Figure 3: iC4/nC4 ratio as a proxy for Duvernay thermal maturity
In IntelliCasts, publicly reported gas production is split to provide appropriate allocations to field liquids and raw gas streams, both on a historical and forecast basis. Figure 4 shows an example of production data adjustments on a single Duvernay well that sits within GLJ’s “Tier V” thermal maturity group. The well was detected to be reporting all field liquids in early time (months one to three), but liquids reporting abruptly transitioned to Gas-Equivalent reporting on the fourth month of production. In the fourth month of production, the algorithm detected the change and automatically switched to rely on the analogue CGR profile model, simultaneously imputing liquids for the missing months and shrinking the historically reported gas. On the six plots shown in the figure, dark blue coloured data series are associated with imputed liquids data, where estimates have been made based on an expected CGR type well. Green coloured series originate from publicly reported data.
Figure 4: Historical production adjustment on a Duvernay well reporting predominantly Gas – Equivalent production
If we switch from looking at a single well level up to the play level, the impact of IntelliCasts production adjustments is such that the forecast initial deliverability of the total Duvernay field liquids is estimated to be between 1.7x and 2.4x the last reported public aggregate liquids production rate (Figure 5). The range in liquids deliverability at the aggregate level is the result of uncertainties summed from the well level for each constituent well in the play.
Figure 5: Duvernay product forecasts (field liquids, raw gas)
With adjusted production data in hand, better resource forecasting estimates can be undertaken. Figure 6 showcases a sample of wells in the Kaybob South & Waskahigan fields and how inference-based production pre-processing adjustments can result in Estimated Ultimate Recoverable (EUR) volume forecasts for field liquids that are far higher (and more reliable) than what would be estimated based on unadjusted raw public data alone. GLJ has compared these results against those generated from actual reserves evaluation studies involving proprietary field production data and found them to be very trustworthy approximations.
Figure 6: Duvernay field liquids forecast EUR from GLJ IntelliCasts™; Red indicates liquids production forecasts for a particular well, whereas the green bars indicate GLJ IntelliCasts™ estimation. (Note: when there is no red bar present, zero liquids were reported)
For the assessment of net present value in liquids-rich wells, it is critical to have a good understanding of the historical and future production allocations between field liquids and gas.
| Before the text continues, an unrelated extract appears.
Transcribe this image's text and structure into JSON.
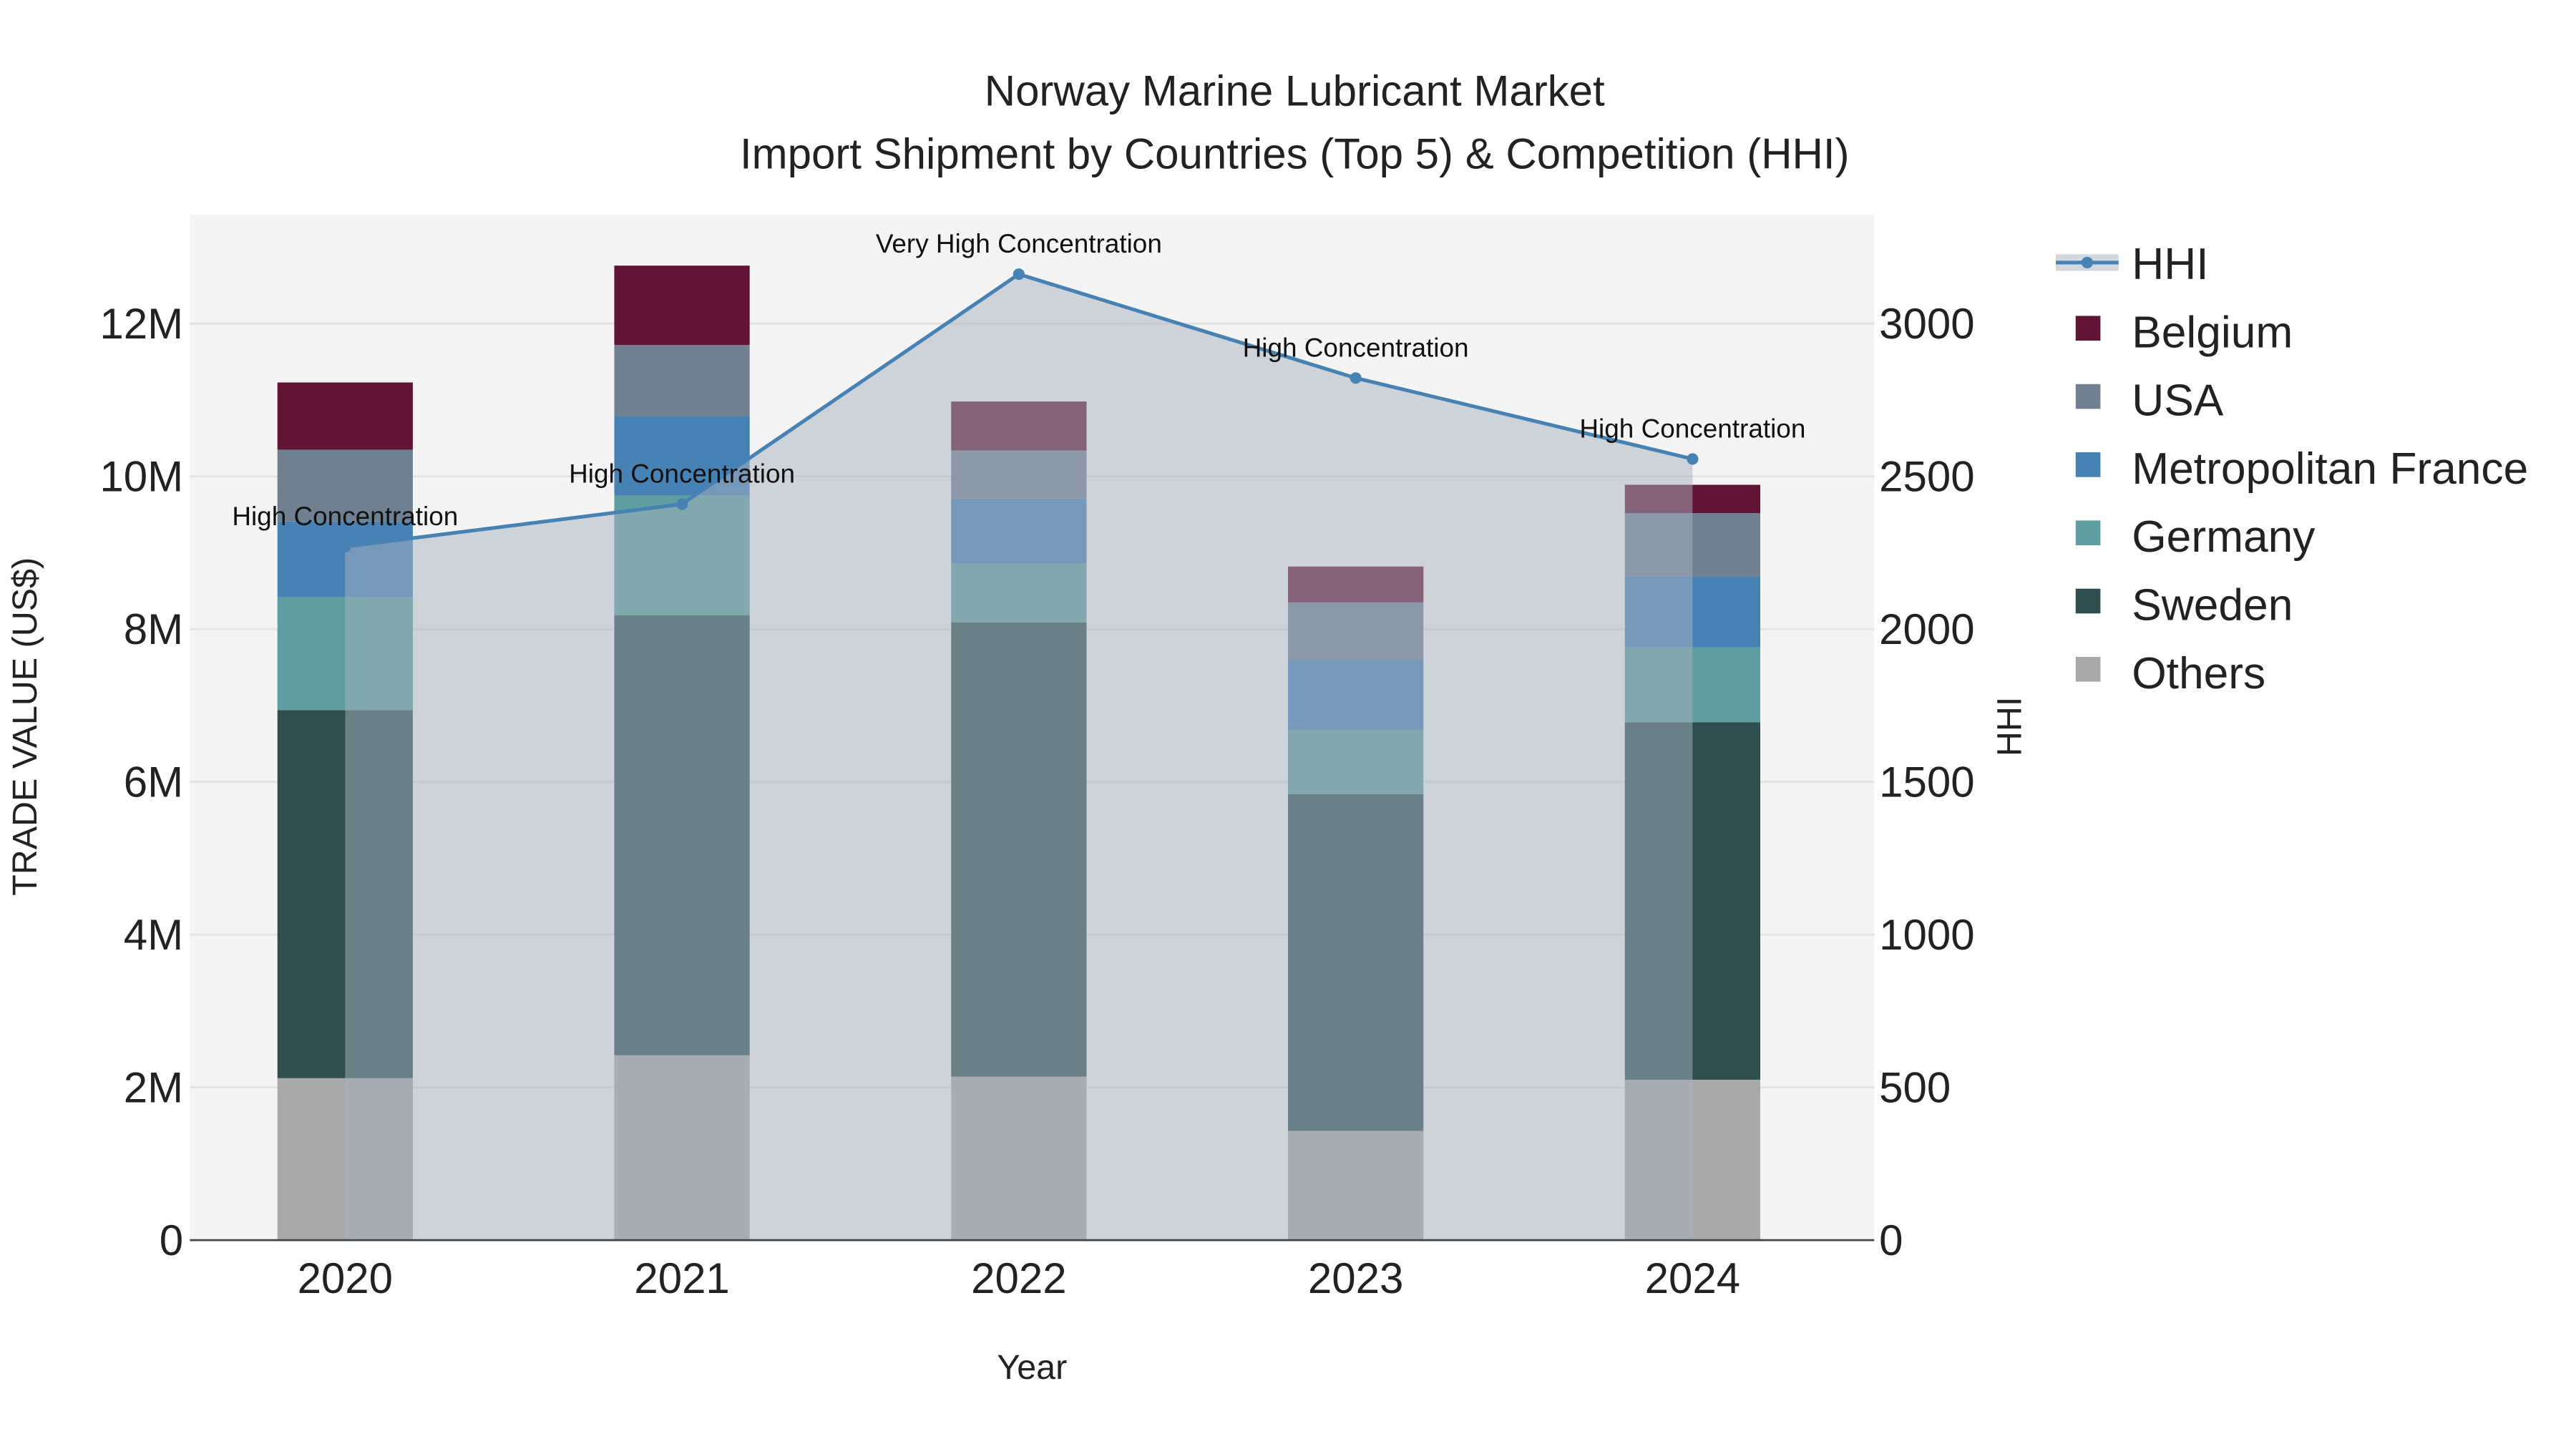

Due to reporting inconsistencies, the public production record cannot always be counted on to provide this insight. In applications such as asset screening, competitor analysis, and benchmarking, there simply is no proprietary production dataset to fall back on. Technically rigorous and reliable adjustments to the public production record in plays like the Montney and Duvernay is just one of the many reasons why IntelliCasts insights are an indispensable tool in any upstream and midstream asset evaluation toolkit. The direct linkage between GLJ’s internal play data and IntelliCasts means that subscribers can spend their time making confident data-driven decisions for their businesses.